A Russian journalist has published a news item claiming he found a supposed “NATO biolab” in a destroyed building in Mariupol. On May 3, Semen Pegov, founder of “WarGonzo” Telegram channel and a war correspondent who is a regular guest on Russian state TV, shared a video with his more than a million subscribers. “Locals told me the lab was set on fire by the security services themselves on February 24, immediately after the special operation to denazify was announced,” he says while walking around the rooms and sifting through the rubble. “It is quite difficult to say exactly what kind of research was happening here, there is no official information. But the fact that Kyiv evacuated research and samples from here even before the storm of Mariupol, says a lot, if you ask me,” Pegov concludes. Claims that NATO labs are producing bioweapons labs have been one of the central narratives embraced and promulgated by Russia to justify its actions in Ukraine, and have been repeatedly proven to be false. 

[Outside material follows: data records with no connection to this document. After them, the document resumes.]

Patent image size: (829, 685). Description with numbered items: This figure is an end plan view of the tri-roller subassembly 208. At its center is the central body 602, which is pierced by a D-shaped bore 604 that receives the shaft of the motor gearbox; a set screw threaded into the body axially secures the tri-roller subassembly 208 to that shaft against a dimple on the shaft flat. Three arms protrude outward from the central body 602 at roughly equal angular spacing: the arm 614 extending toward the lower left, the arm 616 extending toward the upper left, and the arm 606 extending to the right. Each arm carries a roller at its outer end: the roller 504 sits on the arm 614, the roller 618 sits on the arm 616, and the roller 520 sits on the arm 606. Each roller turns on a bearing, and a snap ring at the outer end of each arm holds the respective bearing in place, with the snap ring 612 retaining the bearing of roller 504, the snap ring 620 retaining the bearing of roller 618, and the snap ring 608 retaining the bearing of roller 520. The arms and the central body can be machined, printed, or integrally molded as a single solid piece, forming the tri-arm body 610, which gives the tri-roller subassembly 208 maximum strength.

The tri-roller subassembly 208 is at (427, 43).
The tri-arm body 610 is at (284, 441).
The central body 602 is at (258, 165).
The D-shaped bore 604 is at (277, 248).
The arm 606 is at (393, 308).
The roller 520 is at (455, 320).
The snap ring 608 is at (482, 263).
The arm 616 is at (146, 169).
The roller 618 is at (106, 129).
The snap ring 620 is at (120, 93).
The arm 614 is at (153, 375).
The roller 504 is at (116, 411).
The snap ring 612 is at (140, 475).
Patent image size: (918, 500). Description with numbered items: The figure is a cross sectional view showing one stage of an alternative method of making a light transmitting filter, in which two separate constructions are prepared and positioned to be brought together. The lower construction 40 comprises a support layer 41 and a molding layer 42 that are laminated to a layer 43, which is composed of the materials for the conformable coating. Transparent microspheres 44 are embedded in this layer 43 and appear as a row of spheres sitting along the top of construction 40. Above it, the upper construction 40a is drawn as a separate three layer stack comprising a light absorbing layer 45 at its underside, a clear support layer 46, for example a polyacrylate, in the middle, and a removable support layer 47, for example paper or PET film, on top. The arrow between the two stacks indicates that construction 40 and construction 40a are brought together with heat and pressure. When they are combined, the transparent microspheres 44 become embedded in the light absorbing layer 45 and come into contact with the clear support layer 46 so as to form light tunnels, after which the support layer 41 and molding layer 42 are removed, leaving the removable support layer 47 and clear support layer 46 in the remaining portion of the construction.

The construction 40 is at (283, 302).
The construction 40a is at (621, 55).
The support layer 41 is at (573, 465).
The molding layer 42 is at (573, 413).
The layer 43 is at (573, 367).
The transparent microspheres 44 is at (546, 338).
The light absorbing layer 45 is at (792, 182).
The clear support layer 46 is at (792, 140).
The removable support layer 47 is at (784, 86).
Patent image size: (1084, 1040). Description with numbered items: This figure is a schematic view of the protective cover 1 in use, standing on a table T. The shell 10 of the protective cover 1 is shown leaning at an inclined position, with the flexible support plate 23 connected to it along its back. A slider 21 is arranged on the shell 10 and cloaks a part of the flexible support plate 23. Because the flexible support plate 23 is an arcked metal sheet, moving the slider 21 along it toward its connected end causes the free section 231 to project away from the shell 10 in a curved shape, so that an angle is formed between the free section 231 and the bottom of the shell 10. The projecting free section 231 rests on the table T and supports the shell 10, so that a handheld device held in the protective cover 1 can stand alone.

Last month, our partners at Reveal investigated the disinformation campaign behind a trusted “mom-friendly” pregnancy website, the American Pregnancy Association. Turns out the site is really the brainchild of a Texas anti-abortion activist, and is filled with innacurate information on abortion and reproductive health, hawking unproven blood tests, infertility treatments and pregnancy products.